What kind were you this winter? This writer observes 4 types of Westchester Winter warriors:
The spring thaw seems to be here. Shorts and bathing suits are on display at The Westchester mall, like so many crocuses. And women are flocking to the gym, desperate to shed the poundage that amassed over the past few frigid months.
But the memories of frost are still fresh, as the snow melts into slushy piles, vanishing to reveal lawns in need of re-seeding. This winter, our County was hit especially hard by blizzard-like weather. Having spent a few years in much colder and nastier climates, I chuckle to myself and think, “Baby you call THIS snow? This is just a flurry!” But when our residents are hit with natural ‘disasters’ like white flakes and wind, they get weird and twitchy.
During this last storm, thousands of people lost power. Schools closed. Trees fell. Meetings got cancelled. How did suburbanites respond?

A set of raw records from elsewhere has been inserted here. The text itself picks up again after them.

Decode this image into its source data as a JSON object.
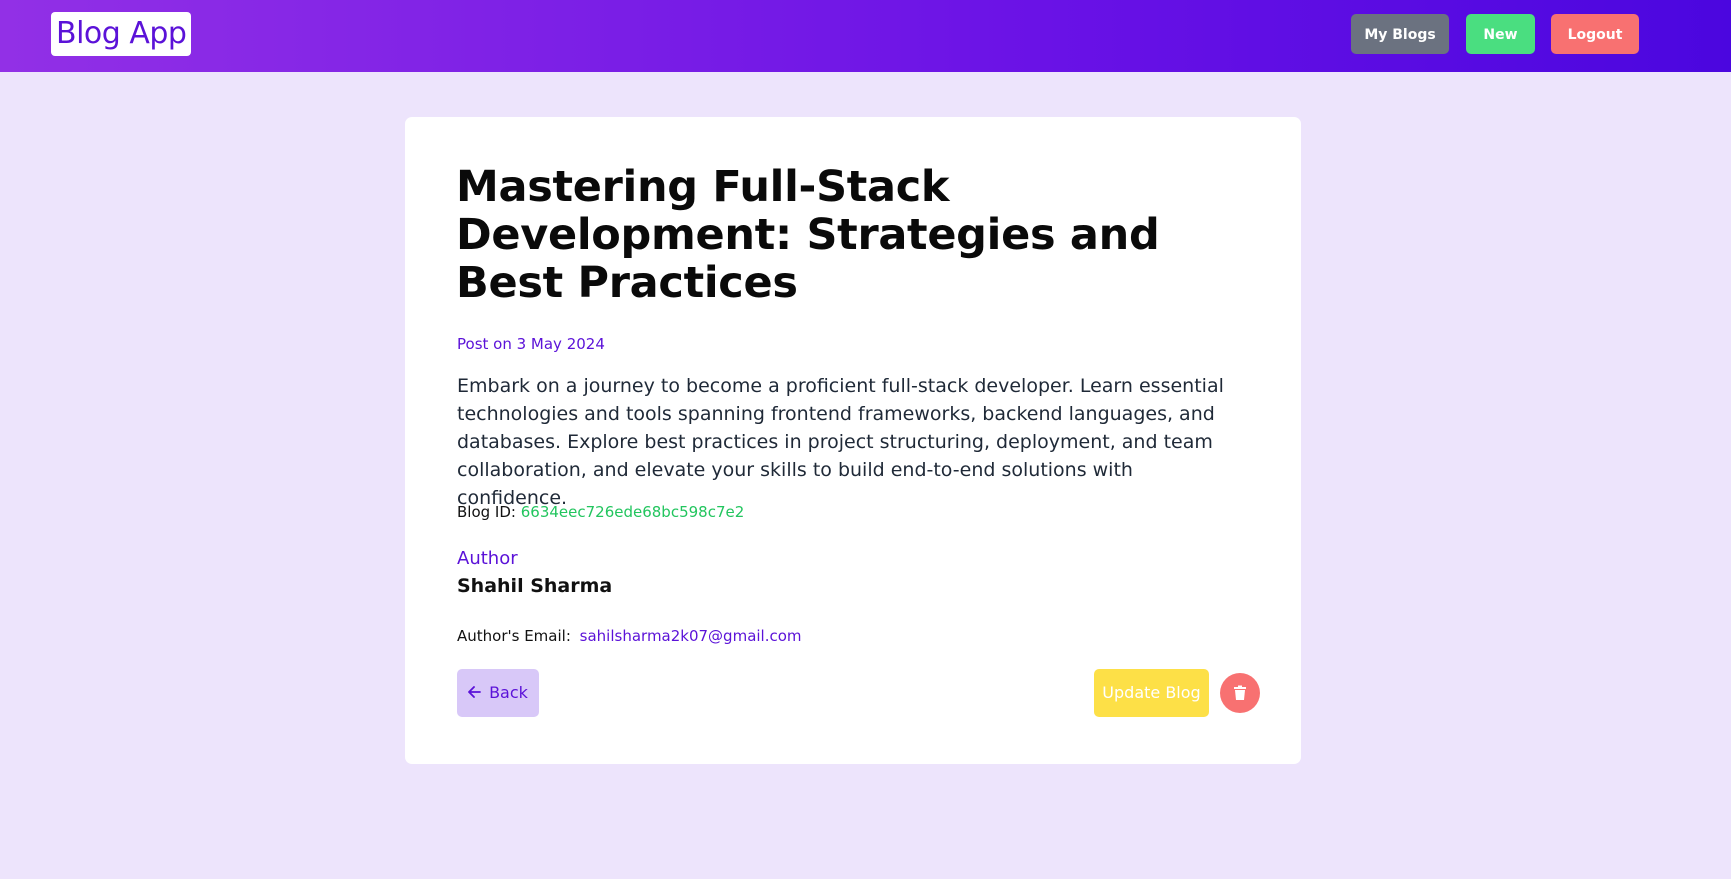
{
  "navbar": {
    "logo": "Blog App",
    "my_blogs_label": "My Blogs",
    "new_label": "New",
    "logout_label": "Logout"
  },
  "blog": {
    "title": "Mastering Full-Stack Development: Strategies and Best Practices",
    "post_date": "Post on 3 May 2024",
    "description": "Embark on a journey to become a proficient full-stack developer. Learn essential technologies and tools spanning frontend frameworks, backend languages, and databases. Explore best practices in project structuring, deployment, and team collaboration, and elevate your skills to build end-to-end solutions with confidence.",
    "blog_id_label": "Blog ID:",
    "blog_id": "6634eec726ede68bc598c7e2",
    "author_label": "Author",
    "author_name": "Shahil Sharma",
    "author_email_label": "Author's Email:",
    "author_email": "sahilsharma2k07@gmail.com"
  },
  "actions": {
    "back_label": "Back",
    "back_icon": "arrow-left-icon",
    "update_label": "Update Blog",
    "delete_icon": "trash-icon"
  },
  "colors": {
    "accent": "#5b12d8",
    "page_bg": "#ede4fc",
    "my_blogs_btn": "#6b7280",
    "new_btn": "#4ade80",
    "logout_btn": "#f87171",
    "update_btn": "#fde047",
    "delete_btn": "#f87171",
    "blog_id_text": "#22c55e"
  }
}
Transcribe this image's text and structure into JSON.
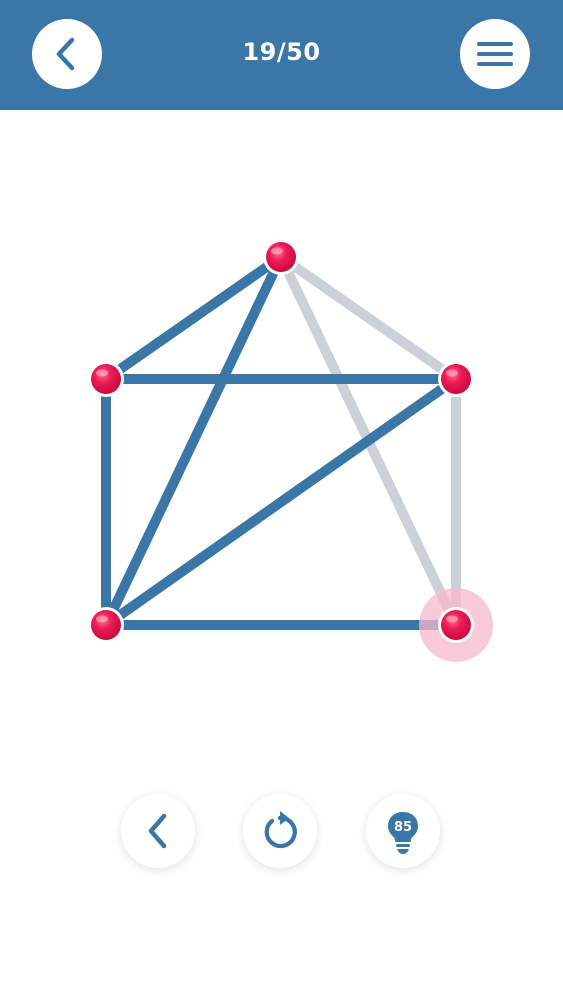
{
  "header": {
    "level_text": "19/50",
    "back_icon": "chevron-left-icon",
    "menu_icon": "hamburger-menu-icon"
  },
  "puzzle": {
    "colors": {
      "drawn_edge": "#3a76a6",
      "undrawn_edge": "#ccd0d8",
      "node": "#e8134f",
      "active_glow": "#f7b8cb"
    },
    "nodes": [
      "top",
      "left-mid",
      "right-mid",
      "bottom-left",
      "bottom-right"
    ],
    "active_node": "bottom-right",
    "edges": [
      {
        "from": "top",
        "to": "left-mid",
        "drawn": true
      },
      {
        "from": "top",
        "to": "bottom-left",
        "drawn": true
      },
      {
        "from": "left-mid",
        "to": "right-mid",
        "drawn": true
      },
      {
        "from": "left-mid",
        "to": "bottom-left",
        "drawn": true
      },
      {
        "from": "right-mid",
        "to": "bottom-left",
        "drawn": true
      },
      {
        "from": "bottom-left",
        "to": "bottom-right",
        "drawn": true
      },
      {
        "from": "top",
        "to": "right-mid",
        "drawn": false
      },
      {
        "from": "top",
        "to": "bottom-right",
        "drawn": false
      },
      {
        "from": "right-mid",
        "to": "bottom-right",
        "drawn": false
      }
    ]
  },
  "controls": {
    "undo_icon": "chevron-left-icon",
    "restart_icon": "restart-icon",
    "hint_icon": "lightbulb-icon",
    "hint_count": "85"
  }
}
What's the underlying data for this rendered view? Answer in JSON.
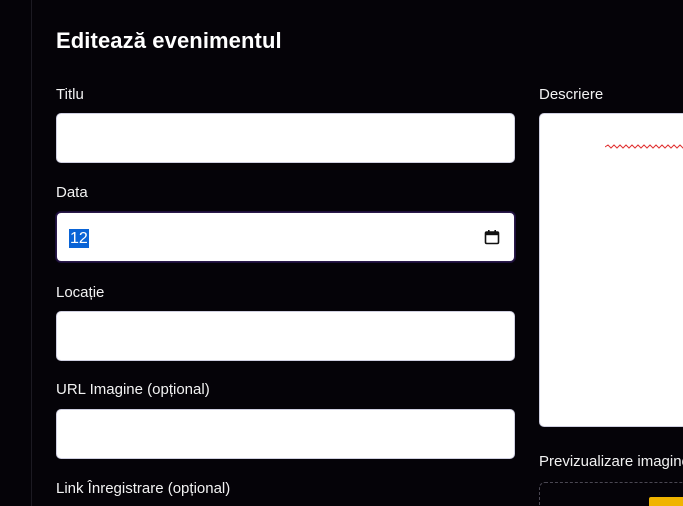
{
  "form": {
    "title": "Editează evenimentul",
    "fields": {
      "title": {
        "label": "Titlu",
        "value": ""
      },
      "date": {
        "label": "Data",
        "value": "12"
      },
      "location": {
        "label": "Locație",
        "value": ""
      },
      "image_url": {
        "label": "URL Imagine (opțional)",
        "value": ""
      },
      "registration_link": {
        "label": "Link Înregistrare (opțional)"
      },
      "description": {
        "label": "Descriere",
        "value": ""
      }
    },
    "preview": {
      "label": "Previzualizare imagine"
    }
  },
  "icons": {
    "date_picker": "calendar-icon",
    "spellcheck": "spellcheck-squiggle"
  },
  "colors": {
    "background": "#050308",
    "selection": "#0a64d6",
    "spellcheck": "#e03030",
    "preview_accent": "#f0b400"
  }
}
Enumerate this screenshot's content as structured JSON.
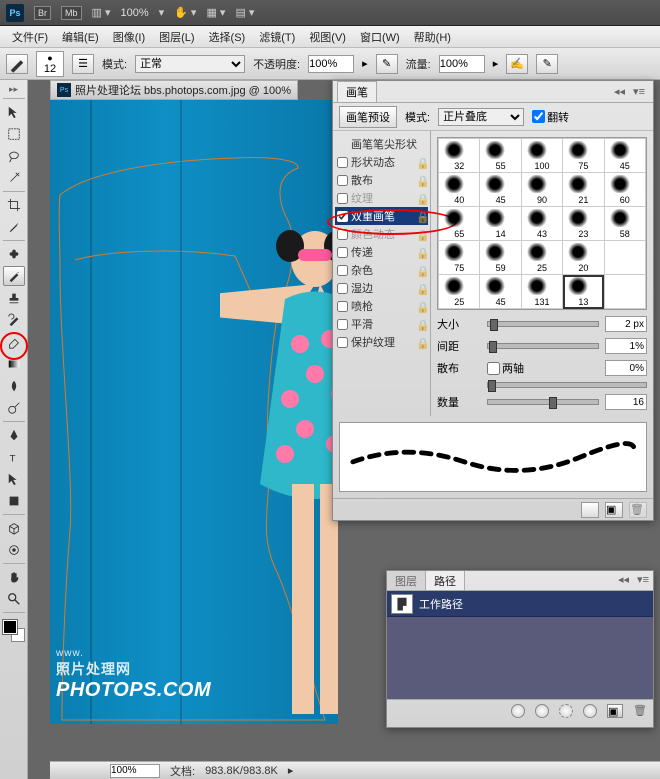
{
  "topbar": {
    "zoom": "100%"
  },
  "menu": {
    "file": "文件(F)",
    "edit": "编辑(E)",
    "image": "图像(I)",
    "layer": "图层(L)",
    "select": "选择(S)",
    "filter": "滤镜(T)",
    "view": "视图(V)",
    "window": "窗口(W)",
    "help": "帮助(H)"
  },
  "options": {
    "brush_size": "12",
    "mode_label": "模式:",
    "mode_value": "正常",
    "opacity_label": "不透明度:",
    "opacity_value": "100%",
    "flow_label": "流量:",
    "flow_value": "100%"
  },
  "document": {
    "tab_title": "照片处理论坛 bbs.photops.com.jpg @ 100%",
    "status_zoom": "100%",
    "status_label": "文档:",
    "status_value": "983.8K/983.8K"
  },
  "watermark": {
    "line1": "www.",
    "line2": "照片处理网",
    "line3": "PHOTOPS.COM"
  },
  "brush_panel": {
    "tab": "画笔",
    "preset_btn": "画笔预设",
    "mode_label": "模式:",
    "mode_value": "正片叠底",
    "flip_label": "翻转",
    "settings": {
      "tip_shape": "画笔笔尖形状",
      "shape_dynamics": "形状动态",
      "scattering": "散布",
      "texture": "纹理",
      "dual_brush": "双重画笔",
      "color_dynamics": "颜色动态",
      "transfer": "传递",
      "noise": "杂色",
      "wet_edges": "湿边",
      "airbrush": "喷枪",
      "smoothing": "平滑",
      "protect_texture": "保护纹理"
    },
    "thumbs": [
      [
        "32",
        "55",
        "100",
        "75",
        "45"
      ],
      [
        "40",
        "45",
        "90",
        "21",
        "60"
      ],
      [
        "65",
        "14",
        "43",
        "23",
        "58"
      ],
      [
        "75",
        "59",
        "25",
        "20",
        ""
      ],
      [
        "25",
        "45",
        "131",
        "13",
        ""
      ]
    ],
    "thumb_selected": [
      4,
      3
    ],
    "size_label": "大小",
    "size_value": "2 px",
    "spacing_label": "间距",
    "spacing_value": "1%",
    "scatter_label": "散布",
    "both_axes": "两轴",
    "scatter_value": "0%",
    "count_label": "数量",
    "count_value": "16"
  },
  "paths_panel": {
    "tab_layers": "图层",
    "tab_paths": "路径",
    "item": "工作路径"
  },
  "chart_data": null
}
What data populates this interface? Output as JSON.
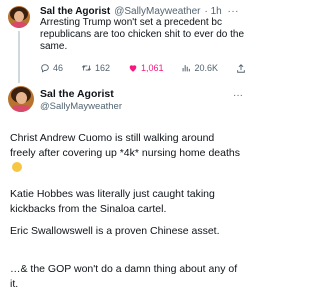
{
  "tweet1": {
    "display_name": "Sal the Agorist",
    "handle": "@SallyMayweather",
    "time": "· 1h",
    "more": "···",
    "text": "Arresting Trump won't set a precedent bc republicans are too chicken shit to ever do the same.",
    "replies": "46",
    "retweets": "162",
    "likes": "1,061",
    "views": "20.6K",
    "icons": [
      "reply-icon",
      "retweet-icon",
      "like-icon",
      "views-icon",
      "share-icon"
    ],
    "colors": {
      "like": "#f91880",
      "muted": "#536471"
    }
  },
  "tweet2": {
    "display_name": "Sal the Agorist",
    "handle": "@SallyMayweather",
    "more": "···",
    "paragraphs": [
      "Christ Andrew Cuomo is still walking around freely after covering up *4k* nursing home deaths",
      "Katie Hobbes was literally just caught taking kickbacks from the Sinaloa cartel.",
      "Eric Swallowswell is a proven Chinese asset.",
      "…& the GOP won't do a damn thing about any of it."
    ],
    "emoji": "flushed-face-emoji"
  }
}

I have grouped our neighbors into these general categories:
· The Panic Pack: Fueled by the media (with terms like Snowmageddon and Snowicane), this species immediately runs to the supermarket to stock up on milk, bread, and other “staples.” Even if these people don’t generally eat milk and bread, they feel compelled to buy it when a storm is coming. They probably watched “The Wizard of Oz” too many times and may even shout, “Down to the Root Cellar, Emily!” as they flee from the storm, clutching their loaves and cartons. These folks often have had generators installed in their homes too. I strongly suggest you make friends with at least one of these neighbors.
· The Survivalists: They own candles, lanterns, warm blankets, and SUVs. They don’t need to shop for staples because they already have a disaster plan at-the-ready. Rock salt is in their blood. They view the storm as a major adventure and will weather it out, huddled together in their freezing homes when they lose power. As soon as the plow comes through their streets, they jump in their vehicles and hit the road.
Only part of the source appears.